— Я полностью сформулирую свое окончательное суждение через несколько минут. Пока вам, видимо, лучше спросить об этом доктора Раскинсона. У него, похоже, уже есть что сказать по этому поводу. Дурак и ангел… знаете ли 15.
На экране стерео появляется багровое от ярости лицо Раскинсона.
— Дерьмо завоняет на весь мир, — говорит Чиб громко.
— ОСКОРБЛЕНИЕ! ПЛЕВОК! НАВОЗНАЯ КУЧА! ПОЩЕЧИНА ИСКУССТВУ! ПИНОК В ЗАД ВСЕМУ ЧЕЛОВЕЧЕСТВУ! ОСКОРБЛЕНИЕ!! ОСКОРБЛЕНИЕ!!!
— Что вы считаете оскорблением, доктор Раскинсон? — спрашивает репортер. — То, что это затрагивает христианскую мораль или секту Любви Любить? По-моему, здесь этим и не пахнет. Мне кажется, что Виннеган пытается сказать, что люди извратили суть христианства, и может быть, даже всех религий, всех идеалов во имя своей алчности и разъедающих душу сомнений, что человек — существо глубоко порочное по своей сути. Так мне кажется, хотя, конечно, я ведь обычный профан…
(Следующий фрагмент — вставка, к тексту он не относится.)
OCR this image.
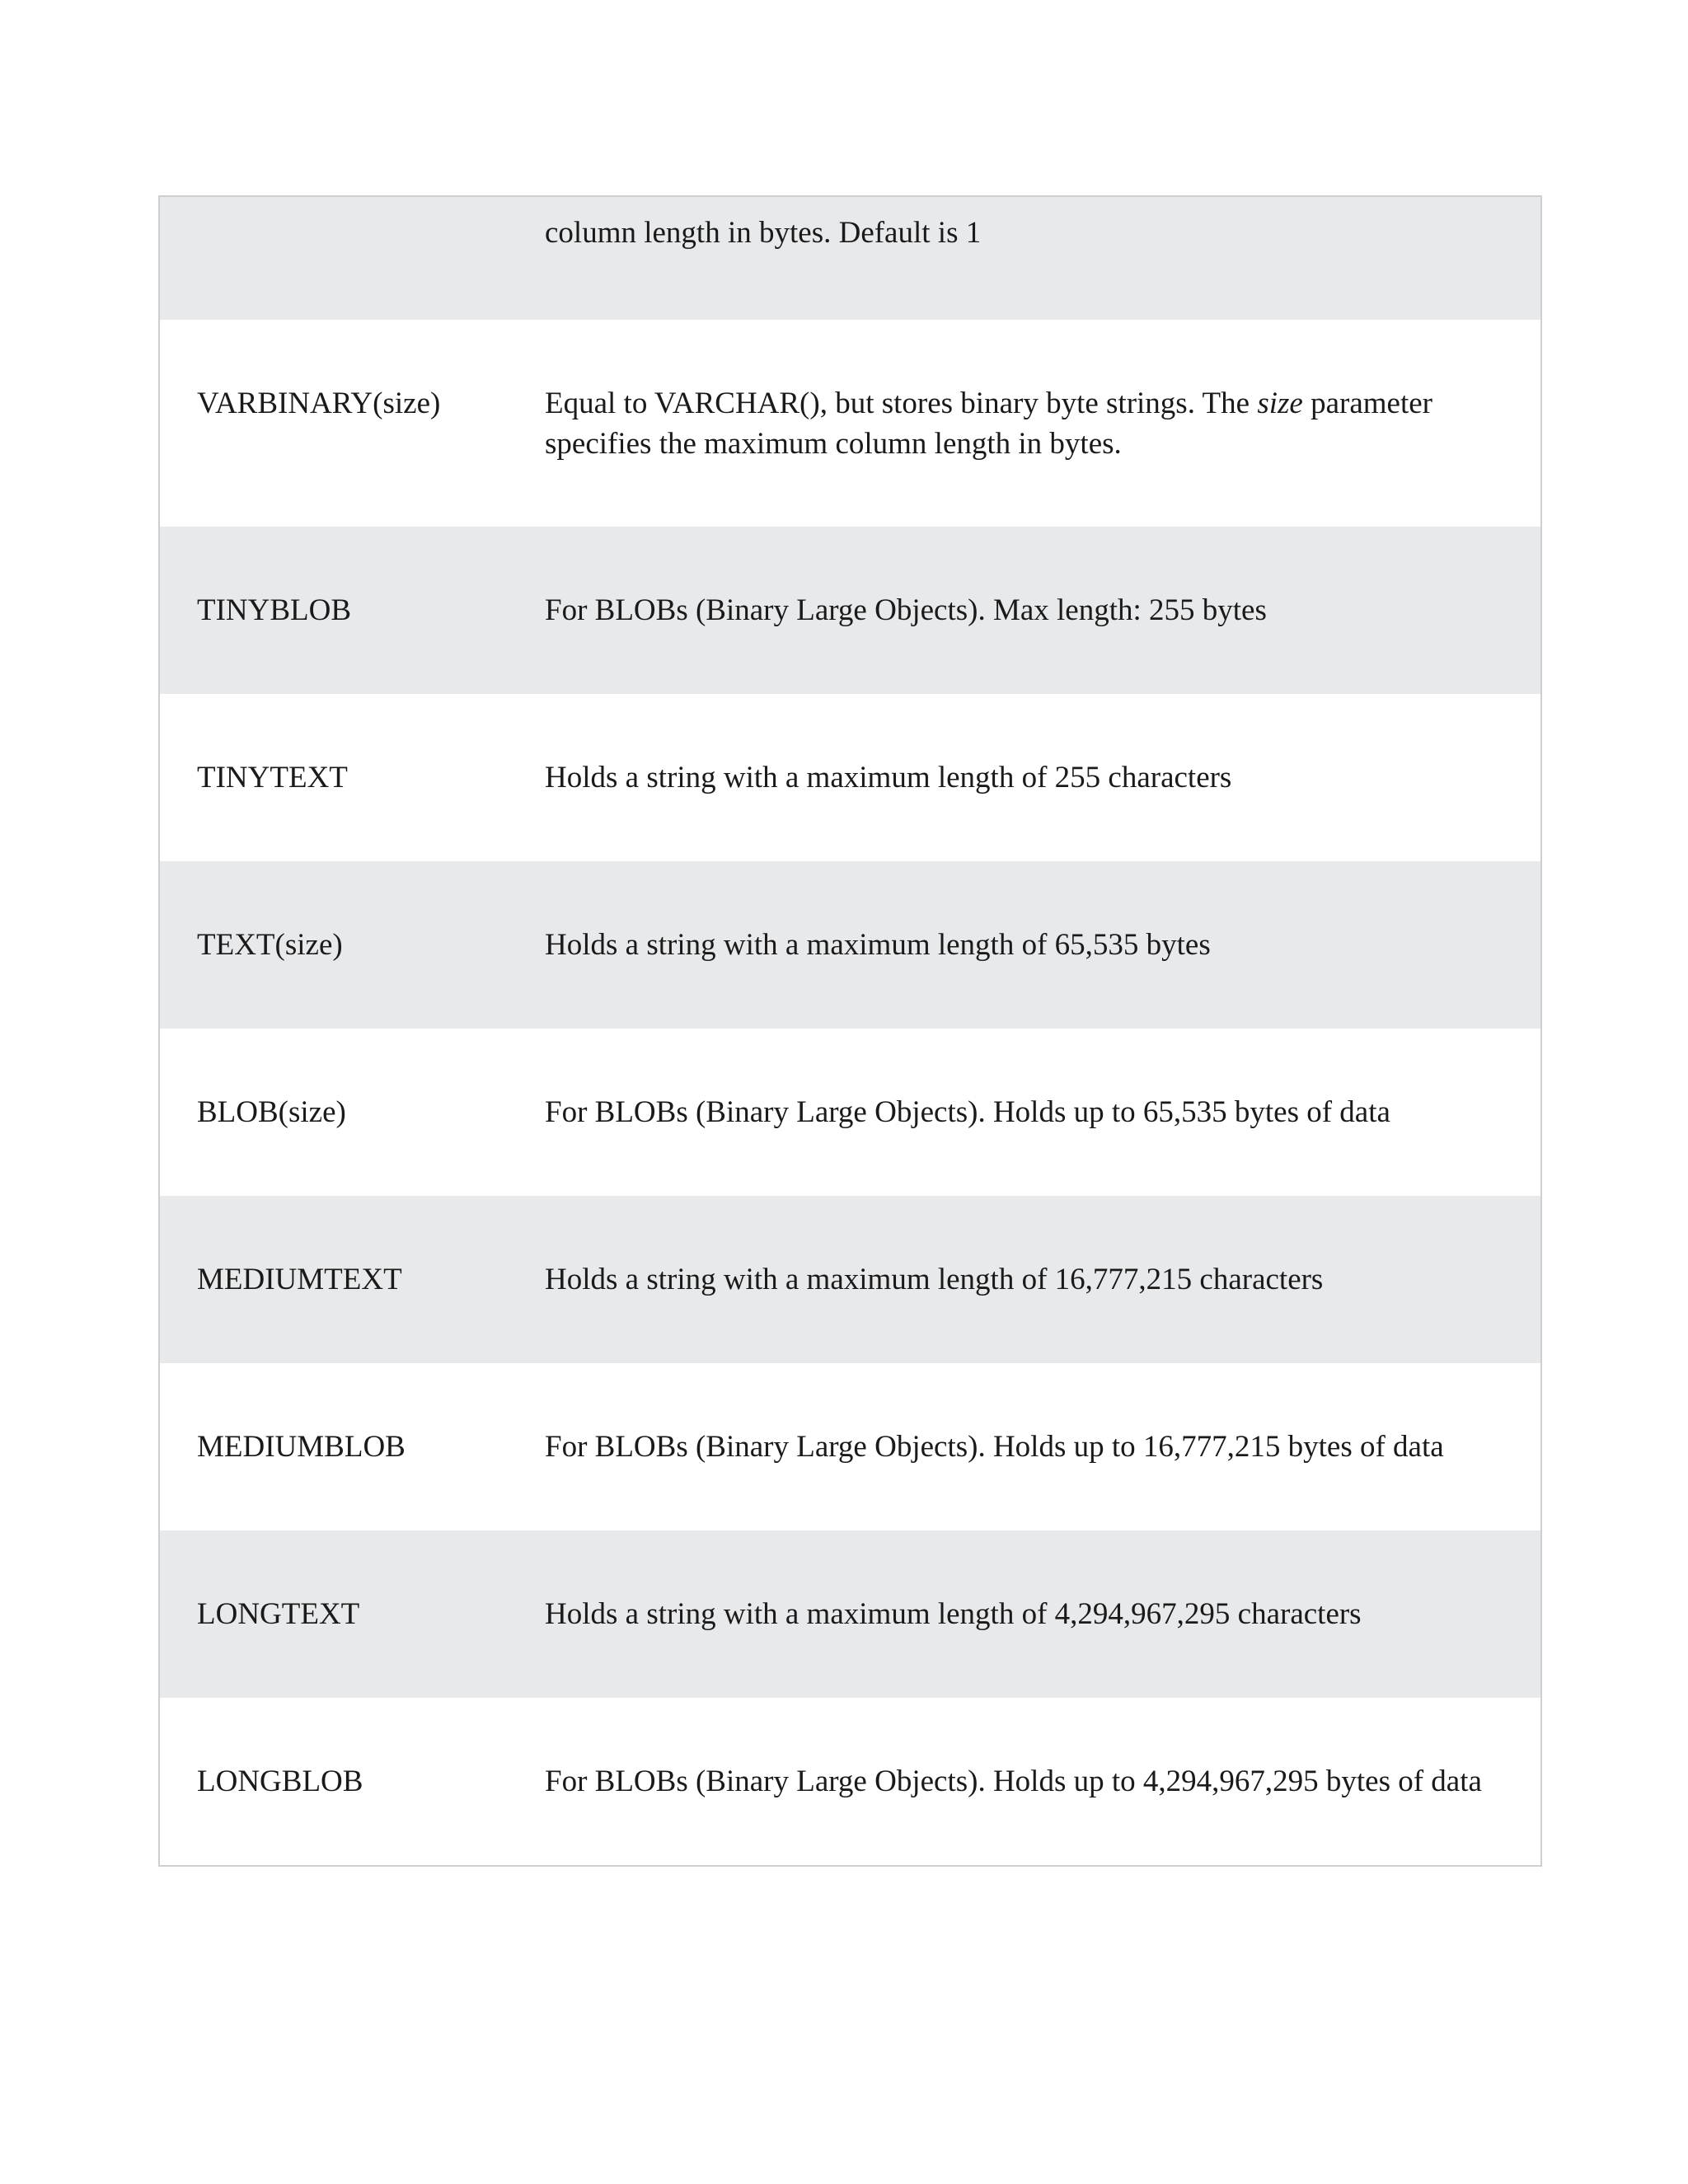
column length in bytes. Default is 1
VARBINARY(size)	Equal to VARCHAR(), but stores binary byte strings. The size parameter specifies the maximum column length in bytes.
TINYBLOB	For BLOBs (Binary Large Objects). Max length: 255 bytes
TINYTEXT	Holds a string with a maximum length of 255 characters
TEXT(size)	Holds a string with a maximum length of 65,535 bytes
BLOB(size)	For BLOBs (Binary Large Objects). Holds up to 65,535 bytes of data
MEDIUMTEXT	Holds a string with a maximum length of 16,777,215 characters
MEDIUMBLOB	For BLOBs (Binary Large Objects). Holds up to 16,777,215 bytes of data
LONGTEXT	Holds a string with a maximum length of 4,294,967,295 characters
LONGBLOB	For BLOBs (Binary Large Objects). Holds up to 4,294,967,295 bytes of data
— Оставьте анализ критикам, молодой человек, — огрызается Раскинсон. — Или, может, это вы дважды доктор философии в области психиатрии и искусства? Наверное, это у вас есть правительственный сертификат заниматься официальной критикой? Виннеган не имеет ни грана гениальности, разбазарил свой талант, о котором постоянно твердят всевозможные сами себя обманывающие пустомели. Он показывает свое отвращение к Беверли-Хиллз, дарит нам свои отбросы и испражнения — мешанину, привлекающую внимание только своей несуразностью и простотой устройства. До нее мог додуматься любой посредственный электронщик. Я прихожу в неописуемую ярость от того, что простое трюкачество и мишура, выдаваемые за новизну, одурачили не только определенные круги публики, но и таких высокообразованных критиков с правительственными сертификатами, как, например, доктор Люскус, который, впрочем, не более учен, чем осел, орущий по любому поводу так громко, восторженно и невнятно, что…
— Но разве не правда, — встревает репортер, — что многие художники, обессмертившие свое имя, Ван Гог, например, отвергались современными критиками? А…
Репортер, умело разжигающий гнев критика на потеху публике, внезапно умолкает.
Раскинсон разевает рот беззвучно, как рыба, лицо его синеет от прилившей крови, он близок к удару.
— Но я не равнодушный профан! — наконец прорывает его. — Я ничего не могу поделать, если во времена Ван Гога жили Люскусы! Я знаю, о чем я говорю! Виннеган — всего лишь микрометеорит на небосклоне Искусства! Он не достоин даже чистить обувь светилам живописи! Его репутация раздута, она может светиться только отраженным светом! О, гиены, кусающие кормящую их руку, о, сумасшедшие боги…
Люскус, не слушая больше, берет Чиба за руку и увлекает в сторону, за пределы поля зрения камеры.
— Милый Чиб, — мурлыкает он, — пришло время заявить о себе. Ты знаешь, как я сильно люблю тебя, и не только как художника, но и как человека. Я же вижу, что ты не можешь сопротивляться тем глубоким чувственным вибрациям, которые возникли между нами. Господи! Если бы ты знал, как я мечтаю о тебе, мой прекрасный, богонравный мальчик! О…
— Если ты думаешь, что я отвечу “да” только потому, что в твоей воле возвысить меня или растоптать, то ты ошибаешься, — говорит Чиб. Он мягко вырывает свою руку из потной ладони.
Глаза Люскуса сверкают. Он говорит.
— Ты считаешь, что я принуждаю тебя? Но для этого у тебя нет ни…
— Все дело в принципе, — прерывает его Чиб. — Даже если бы я и хотел твоей любви, я бы не позволил тебе заставлять меня. Я хочу руководствоваться лишь собственным желанием и честью. Я не хочу слышать ни похвалы, ни порицания от тебя или кого-нибудь другого! Смотрите мои картины и говорите все, что вам вздумается, шакалы! Но не пытайтесь заставить меня пресмыкаться лишь за похвалу моего труда!
Хороший критик — мертвый критик
Омар Руник покинул свой пост у статуи и теперь рассматривает картину Чиба. Он положил руку на свою обнаженную грудь, на которой выколоты лица Мелвилла и Гомера. Он с завыванием декламирует стихи, его черные глаза словно дверцы, распахнутые взрывом. Как всегда, он приходит в возбуждение от картин Чиба.